The signal plates 2, 14 described above can thus be integrated in a simple manner in a traffic signal, for example a railway signal. The signal plates 2, 12 used in this process are simple to manufacture, because the working process is greatly simplified, in that the luminous points 8 and/or the empty receptacles are positioned at the places provided for them and are held by friction lock and form fit during casting and the subsequent curing.

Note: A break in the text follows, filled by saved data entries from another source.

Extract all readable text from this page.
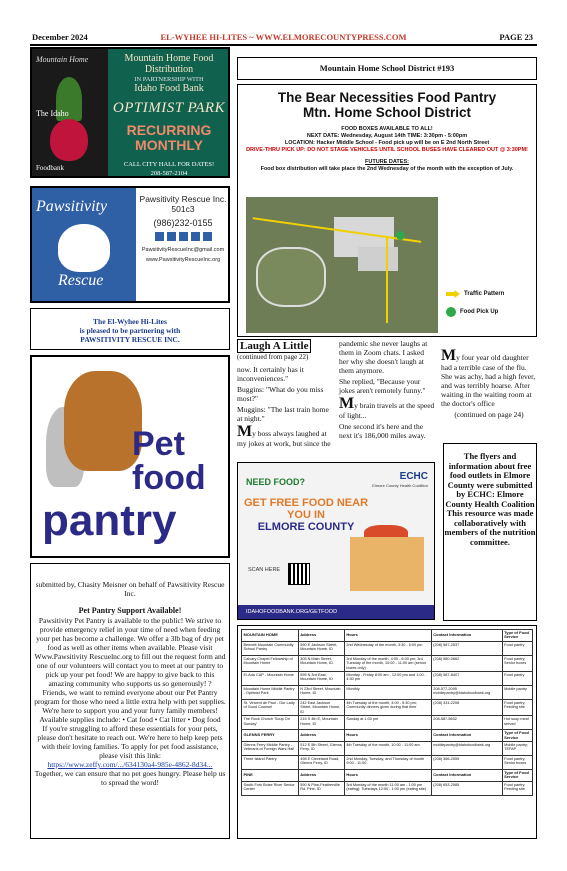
December 2024	EL-WYHEE HI-LITES ~ WWW.ELMORECOUNTYPRESS.COM	PAGE 23
Mountain Home
The Idaho
Foodbank
Mountain Home Food Distribution
IN PARTNERSHIP WITH
Idaho Food Bank
OPTIMIST PARK
RECURRING MONTHLY
CALL CITY HALL FOR DATES!
208-587-2104
Pawsitivity
Rescue
Pawsitivity Rescue Inc. 501c3
(986)232-0155
PawsitivityRescueInc@gmail.com
www.PawsitivityRescueInc.org
The El-Wyhee Hi-Lites
is pleased to be partnering with
PAWSITIVITY RESCUE INC.
Pet
food
pantry

submitted by, Chasity Meisner on behalf of Pawsitivity Rescue Inc.

Pet Pantry Support Available!

Pawsitivity Pet Pantry is available to the public! We strive to provide emergency relief in your time of need when feeding your pet has become a challenge. We offer a 3lb bag of dry pet food as well as other items when available. Please visit Www.Pawsitivity Rescuelnc.org to fill out the request form and one of our volunteers will contact you to meet at our pantry to pick up your pet food! We are happy to give back to this amazing community who supports us so generously! ?

Friends, we want to remind everyone about our Pet Pantry program for those who need a little extra help with pet supplies. We're here to support you and your furry family members!

Available supplies include: • Cat food • Cat litter • Dog food

If you're struggling to afford these essentials for your pets, please don't hesitate to reach out. We're here to help keep pets with their loving families. To apply for pet food assistance, please visit this link:

https://www.zeffy.com/.../634130a4-985e-4862-8d34...

Together, we can ensure that no pet goes hungry. Please help us to spread the word!

Mountain Home School District #193
The Bear Necessities Food Pantry
Mtn. Home School District
FOOD BOXES AVAILABLE TO ALL!
NEXT DATE: Wednesday, August 14th TIME: 3:30pm - 5:00pm
LOCATION: Hacker Middle School - Food pick up will be on E 2nd North Street
DRIVE-THRU PICK UP: DO NOT STAGE VEHICLES UNTIL SCHOOL BUSES HAVE CLEARED OUT @ 3:30PM!
FUTURE DATES:
Food box distribution will take place the 2nd Wednesday of the month with the exception of July.
Traffic Pattern
Food Pick Up
Laugh A Little
(continued from page 22)

now. It certainly has it inconveniences."

Buggins: "What do you miss most?"

Muggins: "The last train home at night."

My boss always laughed at my jokes at work, but since the

pandemic she never laughs at them in Zoom chats. I asked her why she doesn't laugh at them anymore.

She replied, "Because your jokes aren't remotely funny."

My brain travels at the speed of light...

One second it's here and the next it's 186,000 miles away.

My four year old daughter had a terrible case of the flu. She was achy, had a high fever, and was terribly hoarse. After waiting in the waiting room at the doctor's office

(continued on page 24)

NEED FOOD?	ECHC
Elmore County Health Coalition
GET FREE FOOD NEAR YOU IN
ELMORE COUNTY
SCAN HERE
IDAHOFOODBANK.ORG/GETFOOD
The flyers and information about free food outlets in Elmore County were submitted by ECHC: Elmore County Health Coalition This resource was made collaboratively with members of the nutrition committee.
MOUNTAIN HOME	Address	Hours	Contact Information	Type of Food Service
Bennett Mountain Community School Pantry	590 E Jackson Street, Mountain Home, ID	2nd Wednesday of the month, 3:30 - 5:00 pm	(208) 587-2537	Food pantry
Calvary Chapel Fellowship of Mountain Home	305 N Main Street, Mountain Home, ID	3rd Monday of the month, 4:00 - 6:00 pm; 3rd Tuesday of the month, 10:00 - 11:00 am (senior boxes only)	(208) 580-0662	Food pantry; Senior boxes
El-Ada CAP - Mountain Home	595 N 3rd East, Mountain Home, ID	Monday - Friday 8:00 am - 12:00 pm and 1:00 - 4:30 pm	(208) 587-8407	Food pantry
Mountain Home Middle Pantry - Optimist Park	N 23rd Street, Mountain Home, ID	Monthly	208-577-2095 mobilepantry@idahofoodbank.org	Mobile pantry
St. Vincent de Paul - Our Lady of Good Counsel	242 East Jackson Street, Mountain Home, ID	4th Tuesday of the month, 4:00 - 5:30 pm; Community dinners given during that time	(208) 331-2208	Food pantry; Feeding site
The Rock Church 'Soup On Sunday'	215 S 4th E, Mountain Home, ID	Sunday at 1:00 pm	208-587-5632	Hot soup meal served
GLENNS FERRY	Address	Hours	Contact Information	Type of Food Service
Glenns Ferry Middle Pantry - Veterans of Foreign Wars Hall	512 E 5th Street, Glenns Ferry, ID	4th Tuesday of the month, 10:00 - 11:00 am	mobilepantry@idahofoodbank.org	Mobile pantry; TEFAP
Three Island Pantry	498 E Cleveland Road, Glenns Ferry, ID	2nd Monday, Tuesday, and Thursday of month 9:00 - 11:00	(208) 366-2059	Food pantry; Senior boxes
PINE	Address	Hours	Contact Information	Type of Food Service
South Fork Boise River Senior Center	590 N Pine-Featherville Rd, Pine, ID	3rd Monday of the month 11:00 am - 1:00 pm (eating); Tuesdays 12:00 - 1:00 pm (eating site)	(208) 653-2585	Food pantry; Feeding site
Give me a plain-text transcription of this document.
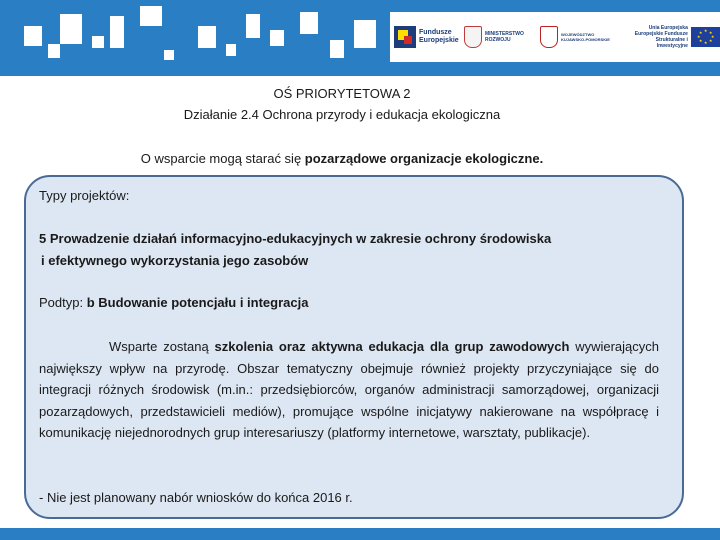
Fundusze
Europejskie
MINISTERSTWO
ROZWOJU
WOJEWÓDZTWO
KUJAWSKO-POMORSKIE
Unia Europejska
Europejskie Fundusze
Strukturalne i Inwestycyjne
★ ★
★
★
★
★
★
★
OŚ PRIORYTETOWA 2
Działanie 2.4 Ochrona przyrody i edukacja ekologiczna
O wsparcie mogą starać się pozarządowe organizacje ekologiczne.
Typy projektów:
5 Prowadzenie działań informacyjno-edukacyjnych w zakresie ochrony środowiska
i efektywnego wykorzystania jego zasobów
Podtyp: b Budowanie potencjału i integracja
Wsparte zostaną szkolenia oraz aktywna edukacja dla grup zawodowych wywierających największy wpływ na przyrodę. Obszar tematyczny obejmuje również projekty przyczyniające się do integracji różnych środowisk (m.in.: przedsiębiorców, organów administracji samorządowej, organizacji pozarządowych, przedstawicieli mediów), promujące wspólne inicjatywy nakierowane na współpracę i komunikację niejednorodnych grup interesariuszy (platformy internetowe, warsztaty, publikacje).
- Nie jest planowany nabór wniosków do końca 2016 r.
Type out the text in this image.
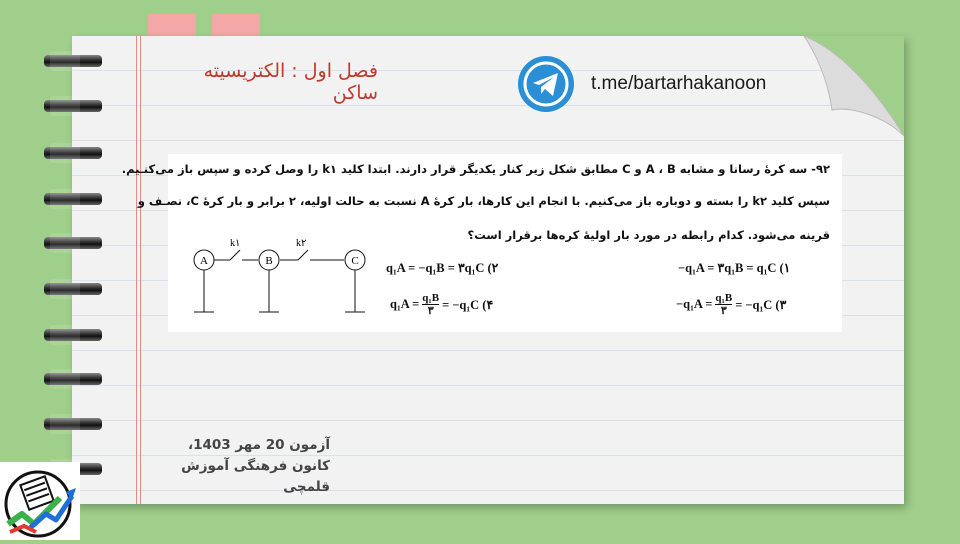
فصل اول : الکتریسیته ساکن	t.me/bartarhakanoon
۹۲- سه کرهٔ رسانا و مشابه A ، B و C مطابق شکل زیر کنار یکدیگر قرار دارند. ابتدا کلید k۱ را وصل کرده و سپس باز می‌کنـیم.
سپس کلید k۲ را بسته و دوباره باز می‌کنیم. با انجام این کارها، بار کرهٔ A نسبت به حالت اولیه، ۲ برابر و بار کرهٔ C، نصـف و
قرینه می‌شود. کدام رابطه در مورد بار اولیهٔ کره‌ها برقرار است؟
A	B	C
k۱	k۲
−q₁A = ۳q₁B = q₁C (۱
q₁A = −q₁B = ۳q₁C (۲
−q₁A = q₁B
۳ = −q₁C (۳
q₁A = q₁B
۳ = −q₁C (۴
آزمون 20 مهر 1403،
کانون فرهنگی آموزش قلمچی
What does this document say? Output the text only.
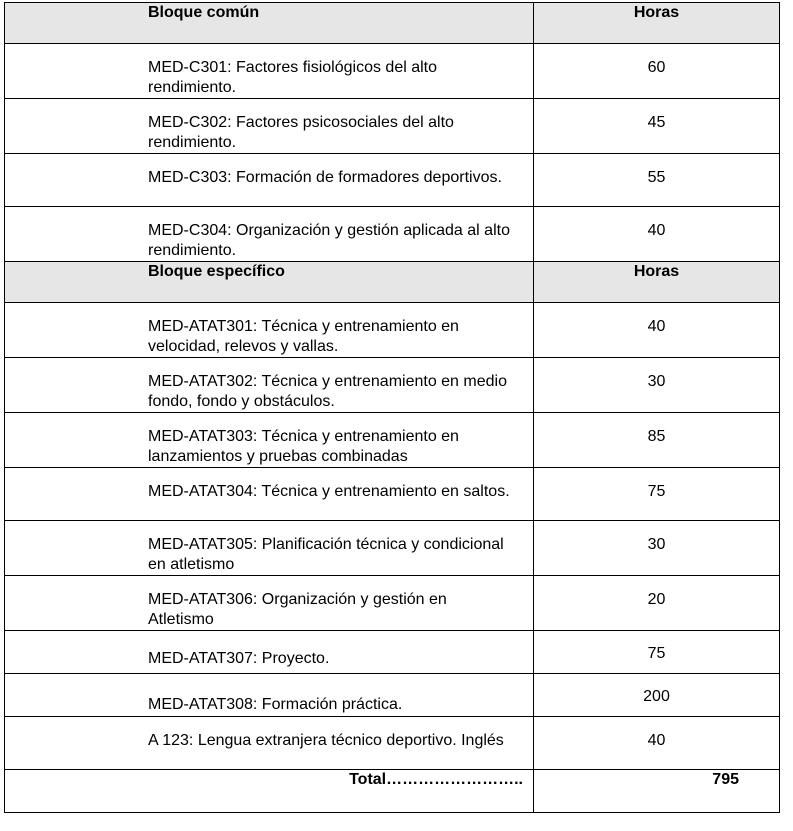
Bloque común	Horas
MED-C301: Factores fisiológicos del alto rendimiento.	60
MED-C302: Factores psicosociales del alto rendimiento.	45
MED-C303: Formación de formadores deportivos.	55
MED-C304: Organización y gestión aplicada al alto rendimiento.	40
Bloque específico	Horas
MED-ATAT301: Técnica y entrenamiento en velocidad, relevos y vallas.	40
MED-ATAT302: Técnica y entrenamiento en medio fondo, fondo y obstáculos.	30
MED-ATAT303: Técnica y entrenamiento en lanzamientos y pruebas combinadas	85
MED-ATAT304: Técnica y entrenamiento en saltos.	75
MED-ATAT305: Planificación técnica y condicional en atletismo	30
MED-ATAT306: Organización y gestión en Atletismo	20
MED-ATAT307: Proyecto.	75
MED-ATAT308: Formación práctica.	200
A 123: Lengua extranjera técnico deportivo. Inglés	40
Total……………………..	795
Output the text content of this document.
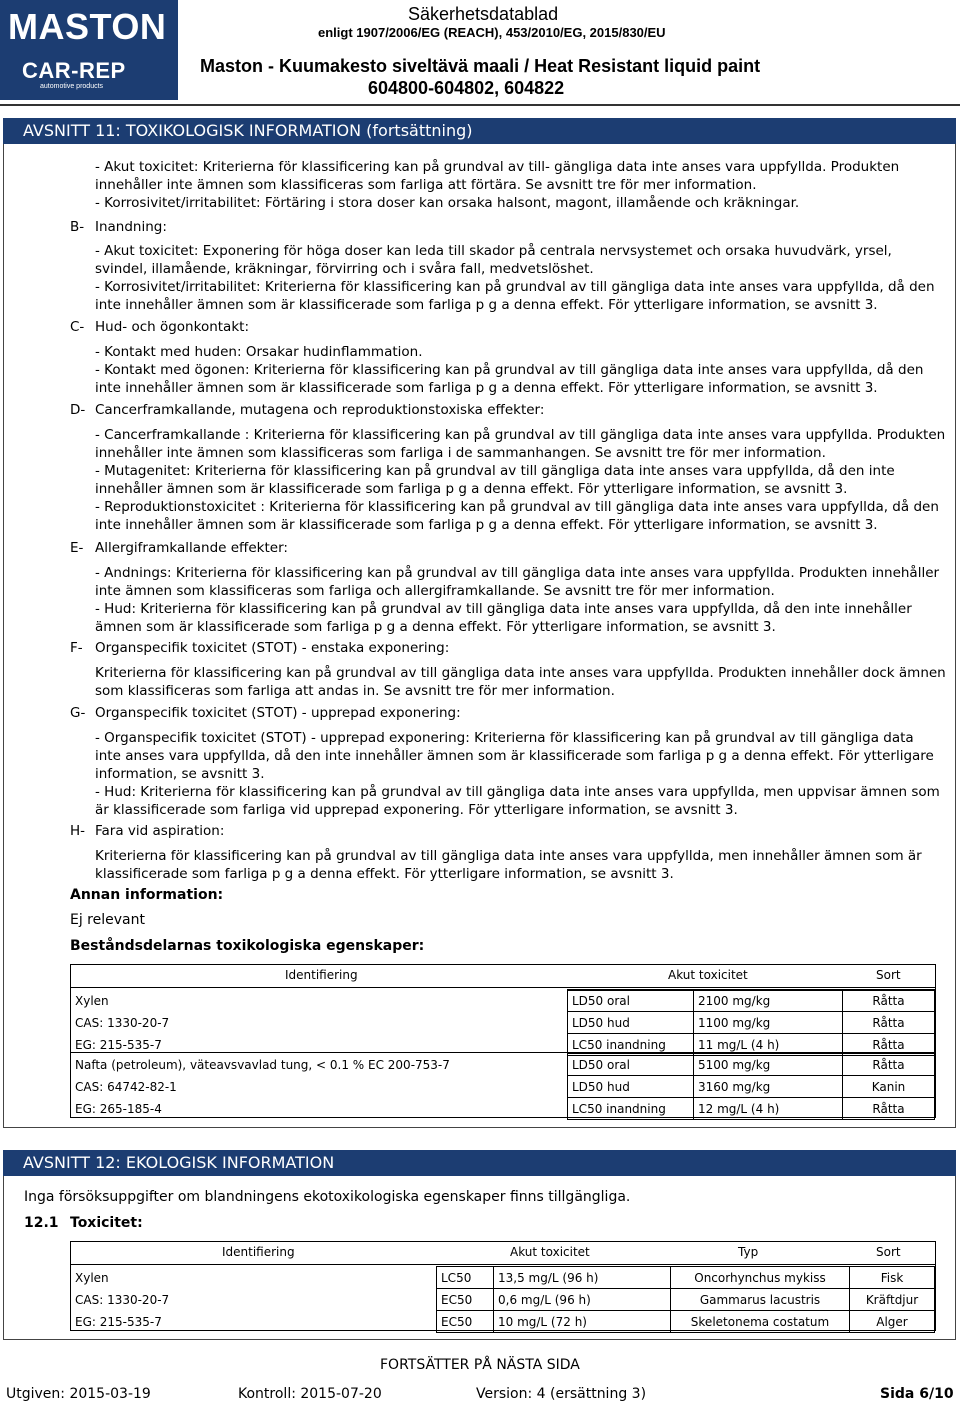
MASTON
CAR-REP
automotive products
Säkerhetsdatablad
enligt 1907/2006/EG (REACH), 453/2010/EG, 2015/830/EU
Maston - Kuumakesto siveltävä maali / Heat Resistant liquid paint
604800-604802, 604822
AVSNITT 11: TOXIKOLOGISK INFORMATION (fortsättning)
- Akut toxicitet: Kriterierna för klassificering kan på grundval av till- gängliga data inte anses vara uppfyllda. Produkten
innehåller inte ämnen som klassificeras som farliga att förtära. Se avsnitt tre för mer information.
- Korrosivitet/irritabilitet: Förtäring i stora doser kan orsaka halsont, magont, illamående och kräkningar.
B- Inandning:
- Akut toxicitet: Exponering för höga doser kan leda till skador på centrala nervsystemet och orsaka huvudvärk, yrsel,
svindel, illamående, kräkningar, förvirring och i svåra fall, medvetslöshet.
- Korrosivitet/irritabilitet: Kriterierna för klassificering kan på grundval av till gängliga data inte anses vara uppfyllda, då den
inte innehåller ämnen som är klassificerade som farliga p g a denna effekt. För ytterligare information, se avsnitt 3.
C- Hud- och ögonkontakt:
- Kontakt med huden: Orsakar hudinflammation.
- Kontakt med ögonen: Kriterierna för klassificering kan på grundval av till gängliga data inte anses vara uppfyllda, då den
inte innehåller ämnen som är klassificerade som farliga p g a denna effekt. För ytterligare information, se avsnitt 3.
D- Cancerframkallande, mutagena och reproduktionstoxiska effekter:
- Cancerframkallande : Kriterierna för klassificering kan på grundval av till gängliga data inte anses vara uppfyllda. Produkten
innehåller inte ämnen som klassificeras som farliga i de sammanhangen. Se avsnitt tre för mer information.
- Mutagenitet: Kriterierna för klassificering kan på grundval av till gängliga data inte anses vara uppfyllda, då den inte
innehåller ämnen som är klassificerade som farliga p g a denna effekt. För ytterligare information, se avsnitt 3.
- Reproduktionstoxicitet : Kriterierna för klassificering kan på grundval av till gängliga data inte anses vara uppfyllda, då den
inte innehåller ämnen som är klassificerade som farliga p g a denna effekt. För ytterligare information, se avsnitt 3.
E- Allergiframkallande effekter:
- Andnings: Kriterierna för klassificering kan på grundval av till gängliga data inte anses vara uppfyllda. Produkten innehåller
inte ämnen som klassificeras som farliga och allergiframkallande. Se avsnitt tre för mer information.
- Hud: Kriterierna för klassificering kan på grundval av till gängliga data inte anses vara uppfyllda, då den inte innehåller
ämnen som är klassificerade som farliga p g a denna effekt. För ytterligare information, se avsnitt 3.
F- Organspecifik toxicitet (STOT) - enstaka exponering:
Kriterierna för klassificering kan på grundval av till gängliga data inte anses vara uppfyllda. Produkten innehåller dock ämnen
som klassificeras som farliga att andas in. Se avsnitt tre för mer information.
G- Organspecifik toxicitet (STOT) - upprepad exponering:
- Organspecifik toxicitet (STOT) - upprepad exponering: Kriterierna för klassificering kan på grundval av till gängliga data
inte anses vara uppfyllda, då den inte innehåller ämnen som är klassificerade som farliga p g a denna effekt. För ytterligare
information, se avsnitt 3.
- Hud: Kriterierna för klassificering kan på grundval av till gängliga data inte anses vara uppfyllda, men uppvisar ämnen som
är klassificerade som farliga vid upprepad exponering. För ytterligare information, se avsnitt 3.
H- Fara vid aspiration:
Kriterierna för klassificering kan på grundval av till gängliga data inte anses vara uppfyllda, men innehåller ämnen som är
klassificerade som farliga p g a denna effekt. För ytterligare information, se avsnitt 3.
Annan information:
Ej relevant
Beståndsdelarnas toxikologiska egenskaper:
Identifiering	Akut toxicitet	Sort
Xylen	LD50 oral	2100 mg/kg	Råtta
CAS: 1330-20-7	LD50 hud	1100 mg/kg	Råtta
EG: 215-535-7	LC50 inandning	11 mg/L (4 h)	Råtta
Nafta (petroleum), väteavsvavlad tung, < 0.1 % EC 200-753-7	LD50 oral	5100 mg/kg	Råtta
CAS: 64742-82-1	LD50 hud	3160 mg/kg	Kanin
EG: 265-185-4	LC50 inandning	12 mg/L (4 h)	Råtta
AVSNITT 12: EKOLOGISK INFORMATION
Inga försöksuppgifter om blandningens ekotoxikologiska egenskaper finns tillgängliga.
12.1 Toxicitet:
Identifiering	Akut toxicitet	Typ	Sort
Xylen	LC50	13,5 mg/L (96 h)	Oncorhynchus mykiss	Fisk
CAS: 1330-20-7	EC50	0,6 mg/L (96 h)	Gammarus lacustris	Kräftdjur
EG: 215-535-7	EC50	10 mg/L (72 h)	Skeletonema costatum	Alger
FORTSÄTTER PÅ NÄSTA SIDA
Utgiven: 2015-03-19	Kontroll: 2015-07-20	Version: 4 (ersättning 3)	Sida 6/10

Further substantial processing steps to secure the luminous points 8 and/or the empty receptacles are no longer required.

Claims

1.-12. (canceled)

13. A method for producing a signal plate, comprising:

providing a casting mold corresponding to an external form of the signal plate;

inserting at least one luminous point into the casting mold;

filling the casting mold with a free-flowing curable plastic to create a casting;

curing the plastic; and

removing the casting.

14. The method of claim 13, wherein the luminous point has a substantially cylindrical housing and is inserted into the casting mold in a substantially perpendicular orientation to a plane of the casting mold.

15. The method of claim 13, wherein the luminous point is cast to a depth, which corresponds to a diameter of the luminous point.

16. The method of claim 13, further comprising inserting at least one structurally reinforcing element into the casting mold before filling the casting mold.

17. The method of claim 16, wherein the at least one structurally reinforcing element is a glass-fiber mat.

18. The method of claim 13, wherein the luminous point is pressed onto the casting mold when the casting mold is filled.

19. The method of claim 17, wherein the casting mold has at least one projection into which the luminous point is inserted.

20. The method of claim 19, wherein the at least one projection is formed so that formed elements assigned to the luminous point and projecting from the plane of the signal plate are produced at the same time during filling.

21. The method of claim 20, further comprising inserting at least one further structurally reinforcing element into the projection before filling the casting mold.

22. The method of claim 21, further comprising bending a region of the glass-fiber mat, on which the luminous point is configured to rest, into the projection as the further structurally reinforcing element.

23. A method for producing a signal plate, comprising:

providing a casting mold corresponding to an external form of the signal plate;

inserting at least one receptacle into the casting mold;

filling the casting mold with a free-flowing curable plastic to create a casting;

curing the plastic;

removing the casting; and

inserting a luminous point into the at least one receptacle.

24. The method of claim 23, wherein the receptacle has a substantially cylindrical housing and is inserted into the casting mold in a substantially perpendicular orientation to a plane of the casting mold.

25. The method of claim 23, wherein the receptacle is cast to a depth, which corresponds to a diameter of the receptacle.

26. The method of claim 23, further comprising inserting at least one structurally reinforcing element into the casting mold before filling the casting mold.

27. The method of claim 23, wherein the receptacle is pressed onto the casting mold when the casting mold is filled.

28. The method of claim 23, wherein the casting mold has at least one projection into which the receptacle is inserted.

29. The method of claim 28, wherein the at least one projection is formed so that formed elements assigned to a luminous point and projecting from the plane of the signal plate are produced at the same time during filling.

30. The method of claim 29, further comprising inserting at least one further structurally reinforcing element into the projection before filling the casting mold.

31. A traffic signal, comprising:

a signal plate produced from plastic casting; and

at least one of a luminous point and an empty receptacle cast into the signal plate with a friction lock and form fit.

32. The traffic signal of claim 31, further comprising at least one structurally reinforcing element cast into the signal plate.